Elephants recognize old friends and humans
The extraordinary recalling power of elephants in the wild and captivity has been fodder for many fascinating stories, both fiction and non-fiction. Ancient legend and tale have it that elephants never forget a face that they have seen even just once. That may be a myth for many generations and bit of an exaggeration too. But there is surely some truth in it. Science, studies, and research have proven it beyond the shadow of a doubt. They do recognize each other better than human beings do. Good for the elephants, but a shame for hominids. The Giants can keep a record of many different individuals all at the same time. Moreover, they also remember people with whom they have come into contact.
Recognize old friends
The pachyderm can easily distinguish their members, companions and other creatures who have left a powerful impression on them. But scientists reckon that they don’t just recall buddies with whom they have spent a long time. Elephants can also recognize other friends with whom they have spent only short amount of time. There are countless stories of the beautiful giants who separate from one another, and then years later were united and still remember each other.
Jenny and Shirley
The largest natural-habitat Elephant Sanctuary based in Hohenwald, Tennessee in the U.S is developed specifically for endangered elephants. In 1999, when a new Asian elephant named Shirley came into The Elephant Sanctuary, the resident elephant named Jenny became anxious, excited, and animated. She could not contain herself. After they had been given some time together, they both displayed enthusiastic greetings towards each other. Shirley also started becoming aroused. She exhibited unusual mothering behaviors towards Jenny. And the two elephants began trumpeting.

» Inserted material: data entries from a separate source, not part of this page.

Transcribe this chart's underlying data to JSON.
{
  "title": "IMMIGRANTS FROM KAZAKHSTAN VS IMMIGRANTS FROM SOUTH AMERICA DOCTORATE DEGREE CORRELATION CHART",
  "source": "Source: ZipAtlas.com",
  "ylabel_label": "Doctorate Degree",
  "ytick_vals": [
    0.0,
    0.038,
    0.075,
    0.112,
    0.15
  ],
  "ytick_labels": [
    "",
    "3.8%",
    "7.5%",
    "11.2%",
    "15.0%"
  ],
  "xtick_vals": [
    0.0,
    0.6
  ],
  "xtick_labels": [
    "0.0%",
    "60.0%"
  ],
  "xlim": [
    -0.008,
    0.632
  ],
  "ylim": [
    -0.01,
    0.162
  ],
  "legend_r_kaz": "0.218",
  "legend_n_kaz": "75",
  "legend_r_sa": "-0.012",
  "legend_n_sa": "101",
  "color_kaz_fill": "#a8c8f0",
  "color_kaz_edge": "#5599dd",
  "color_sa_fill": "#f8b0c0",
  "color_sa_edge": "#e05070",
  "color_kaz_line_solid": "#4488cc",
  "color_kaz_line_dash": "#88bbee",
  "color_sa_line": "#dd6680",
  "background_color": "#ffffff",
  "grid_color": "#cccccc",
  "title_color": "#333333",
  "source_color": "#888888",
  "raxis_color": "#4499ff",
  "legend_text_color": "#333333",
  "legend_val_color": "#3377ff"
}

The founder of the Sanctuary, Carol Buckley explained that she had never seen something that intense from elephants unless it was aggression. So, Buckley and the workers at the Sanctuary did a little digging about their past records. After looking into their backgrounds, they found out that before coming to the Elephant Sanctuary, the elephants were old friends and had previously known each other. Jenny and Shirley had briefly crossed paths 23 years earlier. The two elephants had performed together with the same circus, Carson & Barnes, but for only a few months. Shirley was 30 years old, and Jenny was only a calf. The founder said that it was an emotional reunion between seemingly old friends. They were able to be reunited and rekindle their friendship 23 years later.
Incredible scent sense
Elephants can keep track of their family members and non-family members by their sense of smell. Psychologist Richard Byrne and other researchers at the Saint Andrews University in Scotland did a study in 2007 in Kenya at the Amboseli National Park to test the abilities of elephants to distinguish between friends and foes. They kept urine samples in front of some female elephants, regardless of when since they last saw each other, and checked them out. According to Scientific American, the elephants acted up when they smelt one that didn’t come from their herd or brood.
Emitting contact appeal
Studies have concluded that by using its sense of smell alone, elephants can track and distinguish between the scents of up to 30 companions and relatives, even if separated for years. Such memory helps them monitor their groups with whom they socialize, move and forage together. The trait also aids them to stay together and avoid getting lost while traveling in their herds. Anatomically, the olfactory region of the elephant’s brains is particularly active and extremely developed compared to its other senses, which is saying something for elephants that live so long. The mechanism works this way. When two elephants approach, they automatically emit something called the contact appeal. If they recognize the appeal, they respond in a friendly manner. If not, they adopt a defensive position.
Recognize human beings
The recognition skills of the elephant are not only limited to the herd members but also with people whom they had met briefly even decades earlier. Elephants have a great people memory. They have revealed altruism by their willingness to support and help people in distress. They remember kind gestures as well as injuries done to them. Those who work in close collaboration with the pachyderms have noticed elephants hold grudges against those who hurt them. One study of elephants in the Amboseli National Park in Kenya showed that they would react negatively to the sight or smell of certain clothing because it resembled that worn by Maasai tribesmen, who often threw spears at elephants. In Kenya, young men belonging to the Maasai tribe demonstrate their manhood by slaughtering elephants. Thus, the animals can associate and remember the smell of the tribe with spearing.
The zoologist and founder of Save the Elephants, Iain Douglas-Hamilton, is an authority on pachyderms. He has studied them in Nairobi and Tanzania in the 1960s. Early in his career, he recounts becoming so acquainted with an elephant in Lake Manyara National Park in Tanzania that he could walk beside her in the savannas. He left in 1969, and when he returned in 1973, the elephant still remembered him.
The ability of elephants to recall their peers and human beings from the past serves them well as they can live up to 70 to 80 years. The amount of time spent together does not have any bearings on their recollection capability. Not only are they able to recognize peers and people, but also express emotions in ways that perhaps only human beings can. They can pinpoint familiar peers using their incredible sense of smell and to detect the contact appeal emitted while meeting. But it is yet to be confirmed whether they use the same faculty and mechanism to recognize humans. Further studies in the future might shed some light on it.